Union rallies for working class outside Schenectady GE plant

Annual event has grown
Dozens of General Electric employees and retirees gathered Wednesday, April 26, 2017, for a rally.
Dozens of General Electric employees and retirees gathered Wednesday, April 26, 2017, for a rally.

SCHENECTADY — Dozens of General Electric employees and their retired forebears rallied Wednesday outside the company’s Schenectady campus, protesting changes in benefits provided to GE retirees and, in the broader picture, against what they called a continuing assault on the middle class by corporate America.

The lunchtime rally was organized by IUE-CWA Local 301, the union that represents many production workers at the Schenectady plant, and it was timed to coincide with the annual meeting of company shareholders in Asheville, North Carolina. 

“This is our annual rally. Back in the past, we called it a pensioners rally,” said Local 301 Business Agent Rob Macherone. But it has grown to include the larger plight of the working class, both at General Electric and beyond — an “overall stripping of benefits,” he said.

For many of those holding signs in front of the the GE gate Wednesday, the changes in medical insurance provided by GE to its retirees was the biggest point of contention. As Macherone noted, everyone working at GE today has a stake in the matter, as they will one day be retirees.

General Electric, in 2015, announced it was canceling health coverage for its retired hourly employees and moving them to health exchanges. 

In response to Wednesday’s rally, the company gave the following statement:

“Our program provides post-65 retirees with access to a quality private exchange, additional cost-saving options and more choice in coverage. The change is consistent with trends among other large companies.”

Macherone summarized this explanation with a barnyard expletive Wednesday, as the marchers gathered to hear him speak at the conclusion of the rally. He said there are two faces to the corporate giant: A leader in innovation and a follower of trends.

“GE likes to be an industry leader … when it comes to benefits, their line is, ‘We’re consistent with companies across the country,’” he told The Daily Gazette.

General Electric made a few other points about the protest:

  • The unions negotiated essentially the same post-65 health care benefits for current employees who retire during the term of the current union contract.
  • The foundation of the post-65 retiree health care plan remains the same: Medicare was and continues to be the primary source of coverage. GE provides former production employees with access to a private Medicare marketplace to help them understand and enroll in Medicare supplement and prescription drug plans that best meet their individual needs. GE will also provide eligible retirees and spouses with financial assistance to help pay for certain eligible expenses. 
  • GE has made 10 voluntary pension improvements since 1980, including an increase in December 2015 for eligible participants.

The marchers Wednesday ranged from young to old, with one toddler riding high atop his dad’s shoulders and one aged retiree barely able to keep pace, even with the help of her cane.

Signs urged GE CEO Jeffrey Immelt to “Share the wealth, Jeff,” and, “Keep good union jobs here.” One marcher had a bloody plastic machete set so it appeared to protrude from his chest and a sign referencing retirees being stabbed in the back. Another was clad as the Grim Reaper: The jeans and workboots poking out from under his flowing black robe were the only indication he was probably a machinist, rather than the angel of death.

Mike Lareau, who’s worked at the Schenectady plant a combined 20 years in two stints, said he was marching for retirees and for his coworkers.

“Everybody retires someday,” he said.

“GE pensioners should not have to pay for our own insurance,” shouted Joy Hall in a voice larger than her small frame. The longtime Schenectady resident is retired after 35 years at the company.

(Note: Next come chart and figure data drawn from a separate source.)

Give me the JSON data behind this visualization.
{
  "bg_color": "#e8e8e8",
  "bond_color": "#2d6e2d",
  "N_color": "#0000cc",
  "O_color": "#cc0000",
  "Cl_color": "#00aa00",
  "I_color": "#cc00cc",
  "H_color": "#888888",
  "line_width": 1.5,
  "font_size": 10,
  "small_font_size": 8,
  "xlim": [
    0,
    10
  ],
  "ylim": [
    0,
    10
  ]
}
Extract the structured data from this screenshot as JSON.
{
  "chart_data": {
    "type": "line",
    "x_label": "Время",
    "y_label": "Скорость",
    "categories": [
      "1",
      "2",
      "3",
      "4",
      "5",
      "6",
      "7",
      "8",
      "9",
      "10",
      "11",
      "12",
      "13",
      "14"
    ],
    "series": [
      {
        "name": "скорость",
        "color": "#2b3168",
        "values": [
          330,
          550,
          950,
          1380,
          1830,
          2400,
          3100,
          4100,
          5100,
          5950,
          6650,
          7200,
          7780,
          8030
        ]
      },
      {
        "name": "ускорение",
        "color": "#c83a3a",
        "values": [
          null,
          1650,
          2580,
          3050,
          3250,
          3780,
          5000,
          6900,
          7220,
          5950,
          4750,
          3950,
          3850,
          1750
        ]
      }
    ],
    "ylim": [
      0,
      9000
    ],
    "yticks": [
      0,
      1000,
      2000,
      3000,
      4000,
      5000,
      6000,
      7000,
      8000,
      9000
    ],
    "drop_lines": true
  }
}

Joe Madigan, of Mechanicville, has been a machinist for nine years at the Schenectady plant. He said he doesn’t feel his future is secure there — he’s worried production jobs will be relocated, thanks to GE’s 2015 acquisition of portions of French conglomerate Alstom.

“That stuff is going to move out of the U.S. extremely fast,” he said.

But he also took the main point of Wednesday’s rally to heart.

“I want them to get a raise,” he said of pensioners. “I have a feeling they’re going to take away our retirement.”

Vincent Pitucci, of Rotterdam, retired nine years ago from a 40-year career as a crane operator. He was steamed about losing the health benefits. He said he and others planned their working lives and retirements based on what they thought was a commitment from their employer.

“What GE promised, we should have kept,” he said. “Some people can’t afford to get insurance on the outside; it’s expensive.”

He marched also for the larger picture of an eroding middle class.

“We’re trying to make a statement for all union members: They don’t have to take this when they turn 65.”

Wednesday’s rally comes as General Electric is under investor pressure to reduce costs and improve its stock value. Macherone said that, so far, this hasn’t impacted unionized production workers at GE’s Schenectady/Rotterdam campus: There’s enough work to keep them employed well into 2018, and recent company layoffs haven’t touched their ranks.